Two of the hot topics in Washington at the moment are the North American Free Trade Agreement, NAFTA, and the immigration issue, both of which, of course, relate to the state of the world I addressed in 1980. The Eastern Establishment is eager to see the success of NAFTA, not to enhance free trade, but primarily to secure American investments south of the border. In this stagnant economy, which threatens to stagnate further if the Clinton tax plan is somehow enacted, there's not much chance NAFTA can pass. Generalized free-trade agreements rarely occur in a stagnant world economy, as the net benefits are spread unevenly. NAFTA will happen when the U.S. and Mexican economies are already expanding. The same is true of the Uruguay Round. The problem in the world economy is not due to tariff or non-tariff barriers to trade, but to the excessive tax and regulatory barriers to entrepreneurial capitalism within each country of the industrial world.
Illegal immigration, the other hot topic, would actually recede as a problem if the Clinton tax plan were to be enacted next month. In the extreme, if enough damage is done to the U.S. economy, Americans will be building wooden boats in Florida for escape to Haiti! Now, the problem runs in the other direction. Several hundred thousand illegals a year are funneling into the U.S., and it doesn't seem likely that any barriers will stop them. It is still more promising here than almost anywhere else. Yet there is no supply-side domestic policy in place, except insofar as Alan Greenspan and the Federal Reserve work to preserve the purchasing power of the dollar.
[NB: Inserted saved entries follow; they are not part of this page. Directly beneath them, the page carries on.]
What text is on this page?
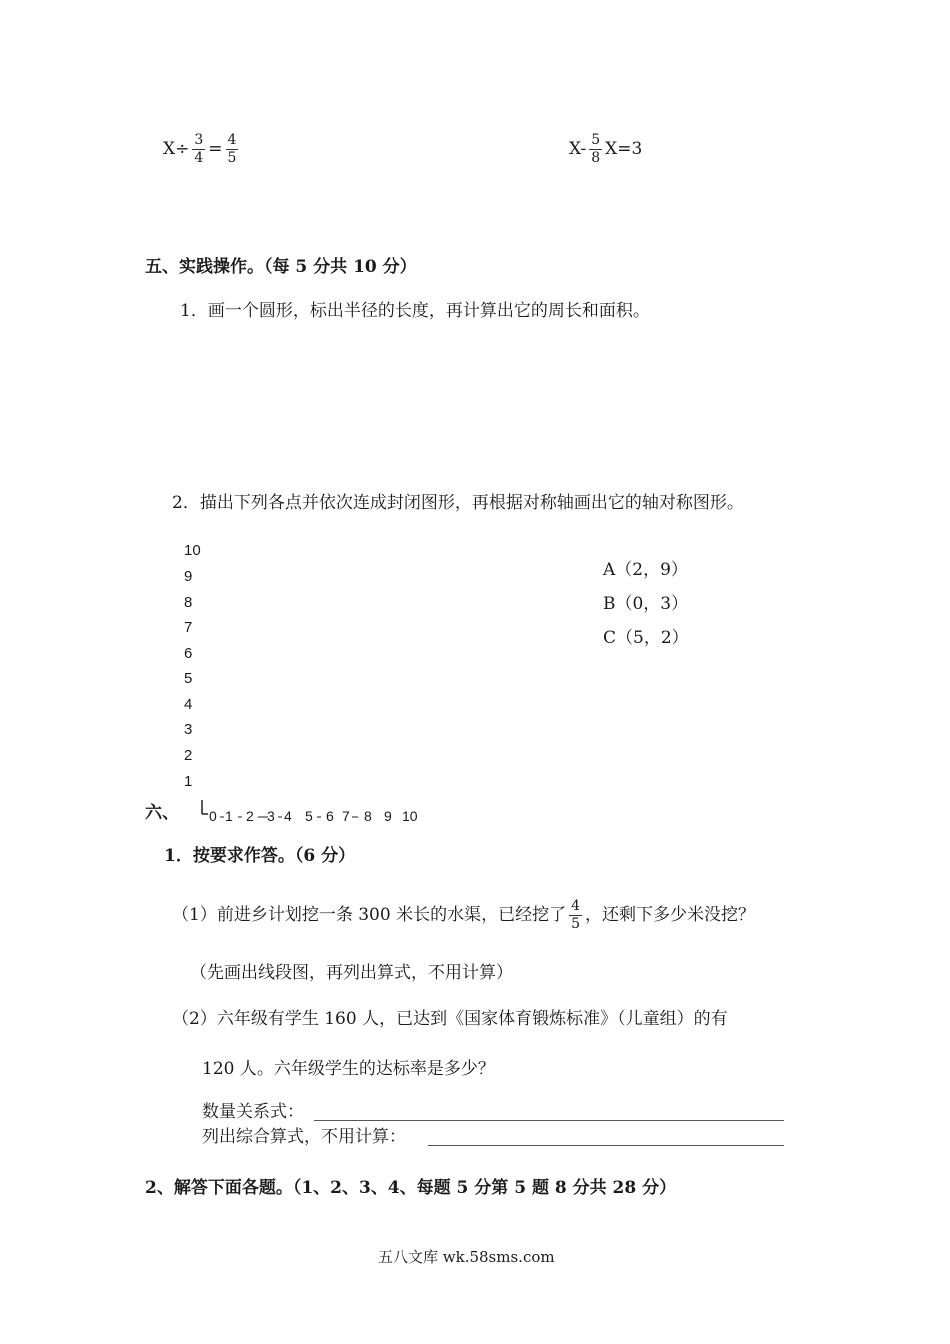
$X\div \frac{3}{4} = \frac{4}{5}$	$X- \frac{5}{8} X=3$
五、实践操作。（每 5 分共 10 分）
1．画一个圆形，标出半径的长度，再计算出它的周长和面积。
2．描出下列各点并依次连成封闭图形，再根据对称轴画出它的轴对称图形。
10
9
8
7
6
5
4
3
2
1
0 1 2 3 4 5 6 7 8 9 10
A（2，9）
B（0，3）
C（5，2）
六、
1．按要求作答。（6 分）
（1）前进乡计划挖一条 300 米长的水渠，已经挖了 $\frac{4}{5}$ ，还剩下多少米没挖？
（先画出线段图，再列出算式，不用计算）
（2）六年级有学生 160 人，已达到《国家体育锻炼标准》（儿童组）的有
120 人。六年级学生的达标率是多少？
数量关系式：
列出综合算式，不用计算：
2、解答下面各题。（1、2、3、4、每题 5 分第 5 题 8 分共 28 分）
五八文库 wk.58sms.com
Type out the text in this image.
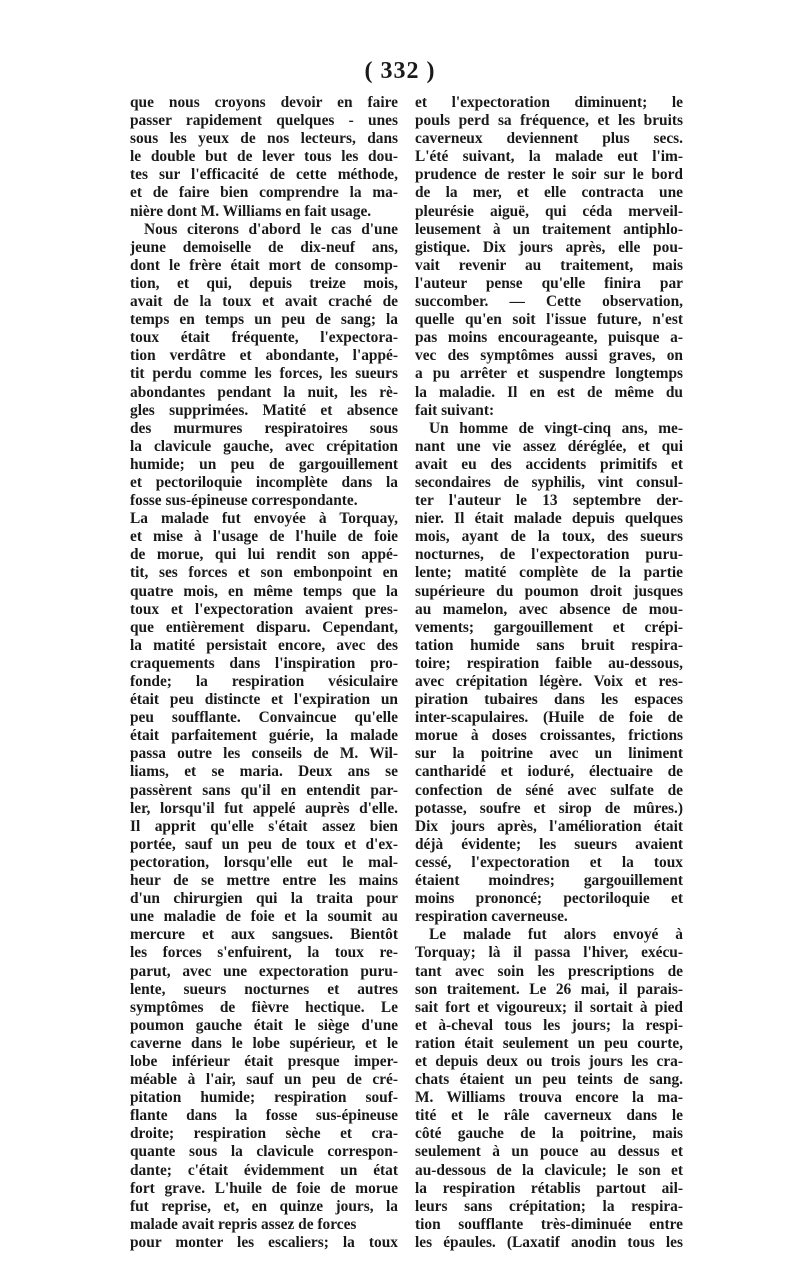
( 332 )
que nous croyons devoir en faire
passer rapidement quelques - unes
sous les yeux de nos lecteurs, dans
le double but de lever tous les dou-
tes sur l'efficacité de cette méthode,
et de faire bien comprendre la ma-
nière dont M. Williams en fait usage.
Nous citerons d'abord le cas d'une
jeune demoiselle de dix-neuf ans,
dont le frère était mort de consomp-
tion, et qui, depuis treize mois,
avait de la toux et avait craché de
temps en temps un peu de sang; la
toux était fréquente, l'expectora-
tion verdâtre et abondante, l'appé-
tit perdu comme les forces, les sueurs
abondantes pendant la nuit, les rè-
gles supprimées. Matité et absence
des murmures respiratoires sous
la clavicule gauche, avec crépitation
humide; un peu de gargouillement
et pectoriloquie incomplète dans la
fosse sus-épineuse correspondante.
La malade fut envoyée à Torquay,
et mise à l'usage de l'huile de foie
de morue, qui lui rendit son appé-
tit, ses forces et son embonpoint en
quatre mois, en même temps que la
toux et l'expectoration avaient pres-
que entièrement disparu. Cependant,
la matité persistait encore, avec des
craquements dans l'inspiration pro-
fonde; la respiration vésiculaire
était peu distincte et l'expiration un
peu soufflante. Convaincue qu'elle
était parfaitement guérie, la malade
passa outre les conseils de M. Wil-
liams, et se maria. Deux ans se
passèrent sans qu'il en entendit par-
ler, lorsqu'il fut appelé auprès d'elle.
Il apprit qu'elle s'était assez bien
portée, sauf un peu de toux et d'ex-
pectoration, lorsqu'elle eut le mal-
heur de se mettre entre les mains
d'un chirurgien qui la traita pour
une maladie de foie et la soumit au
mercure et aux sangsues. Bientôt
les forces s'enfuirent, la toux re-
parut, avec une expectoration puru-
lente, sueurs nocturnes et autres
symptômes de fièvre hectique. Le
poumon gauche était le siège d'une
caverne dans le lobe supérieur, et le
lobe inférieur était presque imper-
méable à l'air, sauf un peu de cré-
pitation humide; respiration souf-
flante dans la fosse sus-épineuse
droite; respiration sèche et cra-
quante sous la clavicule correspon-
dante; c'était évidemment un état
fort grave. L'huile de foie de morue
fut reprise, et, en quinze jours, la
malade avait repris assez de forces
pour monter les escaliers; la toux
et l'expectoration diminuent; le
pouls perd sa fréquence, et les bruits
caverneux deviennent plus secs.
L'été suivant, la malade eut l'im-
prudence de rester le soir sur le bord
de la mer, et elle contracta une
pleurésie aiguë, qui céda merveil-
leusement à un traitement antiphlo-
gistique. Dix jours après, elle pou-
vait revenir au traitement, mais
l'auteur pense qu'elle finira par
succomber. — Cette observation,
quelle qu'en soit l'issue future, n'est
pas moins encourageante, puisque a-
vec des symptômes aussi graves, on
a pu arrêter et suspendre longtemps
la maladie. Il en est de même du
fait suivant:
Un homme de vingt-cinq ans, me-
nant une vie assez déréglée, et qui
avait eu des accidents primitifs et
secondaires de syphilis, vint consul-
ter l'auteur le 13 septembre der-
nier. Il était malade depuis quelques
mois, ayant de la toux, des sueurs
nocturnes, de l'expectoration puru-
lente; matité complète de la partie
supérieure du poumon droit jusques
au mamelon, avec absence de mou-
vements; gargouillement et crépi-
tation humide sans bruit respira-
toire; respiration faible au-dessous,
avec crépitation légère. Voix et res-
piration tubaires dans les espaces
inter-scapulaires. (Huile de foie de
morue à doses croissantes, frictions
sur la poitrine avec un liniment
cantharidé et ioduré, électuaire de
confection de séné avec sulfate de
potasse, soufre et sirop de mûres.)
Dix jours après, l'amélioration était
déjà évidente; les sueurs avaient
cessé, l'expectoration et la toux
étaient moindres; gargouillement
moins prononcé; pectoriloquie et
respiration caverneuse.
Le malade fut alors envoyé à
Torquay; là il passa l'hiver, exécu-
tant avec soin les prescriptions de
son traitement. Le 26 mai, il parais-
sait fort et vigoureux; il sortait à pied
et à-cheval tous les jours; la respi-
ration était seulement un peu courte,
et depuis deux ou trois jours les cra-
chats étaient un peu teints de sang.
M. Williams trouva encore la ma-
tité et le râle caverneux dans le
côté gauche de la poitrine, mais
seulement à un pouce au dessus et
au-dessous de la clavicule; le son et
la respiration rétablis partout ail-
leurs sans crépitation; la respira-
tion soufflante très-diminuée entre
les épaules. (Laxatif anodin tous les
People will always leave countries with bad money in search of countries with good money. In this sense, we might say Greenspan is a source of the illegal immigration.
With illegals from Asia and Latin America showing up on street corners all over the country, the debate has resumed on whether immigration is good or bad for the United States. Hardly anyone is making the argument that immigration is bad for the country the immigrants are leaving. It's true the most entrepreneurial and adventurous young men and women are always those who leave a stagnating country for a new land of opportunity. Wouldn't it be better for all concerned if instead of importing these folks we exported our Statue of Liberty, in the form of a supply-side foreign policy?
Yes, but the Establishment is very stubborn, and will not admit there is this better way. We can be No. 1 in the world by generously sharing ideas of growth with the rest of the world. Or, we can try to remain the No. 1 superpower even while stagnating, by somehow persuading the rest of the world to go into decline. We're at this crossroad now. When President Clinton gets back from Asia with his empty bag, and he confronts a hostile Congress with an empty plan, it will be about time for him to throw away his textbook and start from scratch.